As she began promoting Chaya’s nutrition benefits, she soon realized it offered an unexpected plus for women as the keepers of the gardens who labor tirelessly to maintain them, often to the detriment of their own health. Growing Chaya requires little work, so the women found themselves with some extra time in their day. And because it produces so many leaves, they could sell the excess in the market and bring in some extra income.
For Mrs. Stella Fundira, one of the first women Margaret trained, growing Chaya has made her more independent. “As a retired person, I have depended mainly on the help I would get from my children. They would take turns to help with food money. With my Chaya trees, I do not need to have my children, who are also struggling during this pandemic, buy me vegetables. Actually, my Chaya plants produce more than enough vegetables for my household.”

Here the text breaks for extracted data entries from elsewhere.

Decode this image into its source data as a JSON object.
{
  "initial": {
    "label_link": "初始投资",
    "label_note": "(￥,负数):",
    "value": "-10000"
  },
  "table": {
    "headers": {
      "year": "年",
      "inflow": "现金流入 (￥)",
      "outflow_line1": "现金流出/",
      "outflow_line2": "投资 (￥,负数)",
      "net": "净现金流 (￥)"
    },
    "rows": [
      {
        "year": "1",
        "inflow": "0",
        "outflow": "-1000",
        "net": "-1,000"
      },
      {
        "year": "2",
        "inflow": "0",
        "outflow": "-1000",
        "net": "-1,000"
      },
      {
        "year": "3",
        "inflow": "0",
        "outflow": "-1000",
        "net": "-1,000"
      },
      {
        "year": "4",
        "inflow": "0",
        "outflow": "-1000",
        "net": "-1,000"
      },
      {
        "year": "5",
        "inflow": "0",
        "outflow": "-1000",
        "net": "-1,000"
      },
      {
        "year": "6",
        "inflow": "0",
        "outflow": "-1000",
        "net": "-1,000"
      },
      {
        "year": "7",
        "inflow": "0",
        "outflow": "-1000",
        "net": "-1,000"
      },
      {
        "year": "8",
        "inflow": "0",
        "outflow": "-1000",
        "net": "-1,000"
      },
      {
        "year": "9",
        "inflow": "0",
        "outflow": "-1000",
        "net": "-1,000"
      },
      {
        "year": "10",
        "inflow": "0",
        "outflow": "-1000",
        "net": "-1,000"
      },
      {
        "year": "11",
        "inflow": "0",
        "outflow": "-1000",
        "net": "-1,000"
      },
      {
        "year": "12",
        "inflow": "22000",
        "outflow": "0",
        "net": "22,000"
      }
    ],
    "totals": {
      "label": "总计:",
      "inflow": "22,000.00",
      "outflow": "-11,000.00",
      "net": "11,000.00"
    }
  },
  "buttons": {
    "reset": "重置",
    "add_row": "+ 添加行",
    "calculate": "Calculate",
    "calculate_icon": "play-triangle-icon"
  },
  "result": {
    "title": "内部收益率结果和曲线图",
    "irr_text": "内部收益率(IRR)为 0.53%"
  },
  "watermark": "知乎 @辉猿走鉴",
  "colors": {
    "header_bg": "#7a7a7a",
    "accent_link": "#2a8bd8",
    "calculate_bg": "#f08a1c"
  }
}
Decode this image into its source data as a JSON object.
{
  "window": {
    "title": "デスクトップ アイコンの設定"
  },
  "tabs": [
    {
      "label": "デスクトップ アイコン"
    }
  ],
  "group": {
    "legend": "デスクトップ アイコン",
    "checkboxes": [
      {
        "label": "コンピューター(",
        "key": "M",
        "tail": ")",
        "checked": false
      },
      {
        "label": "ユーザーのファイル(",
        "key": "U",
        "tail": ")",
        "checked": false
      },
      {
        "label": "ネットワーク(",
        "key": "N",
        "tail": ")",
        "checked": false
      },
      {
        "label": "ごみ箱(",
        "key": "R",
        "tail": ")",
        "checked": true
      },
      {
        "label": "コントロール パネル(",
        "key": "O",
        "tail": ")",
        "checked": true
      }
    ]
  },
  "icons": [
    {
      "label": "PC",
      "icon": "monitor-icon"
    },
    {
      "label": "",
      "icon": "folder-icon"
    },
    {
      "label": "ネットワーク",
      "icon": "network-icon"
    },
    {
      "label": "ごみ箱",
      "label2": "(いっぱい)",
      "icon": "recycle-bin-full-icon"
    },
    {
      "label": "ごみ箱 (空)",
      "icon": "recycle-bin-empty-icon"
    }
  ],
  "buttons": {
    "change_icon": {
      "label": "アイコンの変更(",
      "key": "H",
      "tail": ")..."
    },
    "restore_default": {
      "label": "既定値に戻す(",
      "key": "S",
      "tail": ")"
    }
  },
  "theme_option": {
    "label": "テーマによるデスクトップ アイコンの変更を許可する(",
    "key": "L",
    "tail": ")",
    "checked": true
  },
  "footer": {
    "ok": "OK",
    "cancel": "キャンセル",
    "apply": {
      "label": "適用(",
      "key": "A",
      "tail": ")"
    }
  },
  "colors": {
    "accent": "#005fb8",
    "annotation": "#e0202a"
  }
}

As part of her training, Mrs. Fundira was taught how to spread the Chaya message by sharing cuttings and recipes, which she happily does. “I feel very privileged to have come across this plant. Although I am retired, I am still useful in my community as I introduce this important plant to them.”
It’s stories like this that inspire Margaret to keep spreading Chaya. And it’s why we’re fortunate to have Margaret helping on the Chaya Tree Story. Soon the 15,000 trees we’ve recently planted will begin producing a harvest of health and possibly a new outlook for the women of Zimbabwe.
“This is such an important step to improving the overall health of these communities, from the young children to the older people. But it’s also a new day dawning for the women of Zimbabwe. If we can help them incorporate Chaya into their lives, we’re giving them a brighter future. One that will empower them to explore their potential and allow them to contribute to their communities in many ways. Or even just give them more time to sit under a tree and rest!”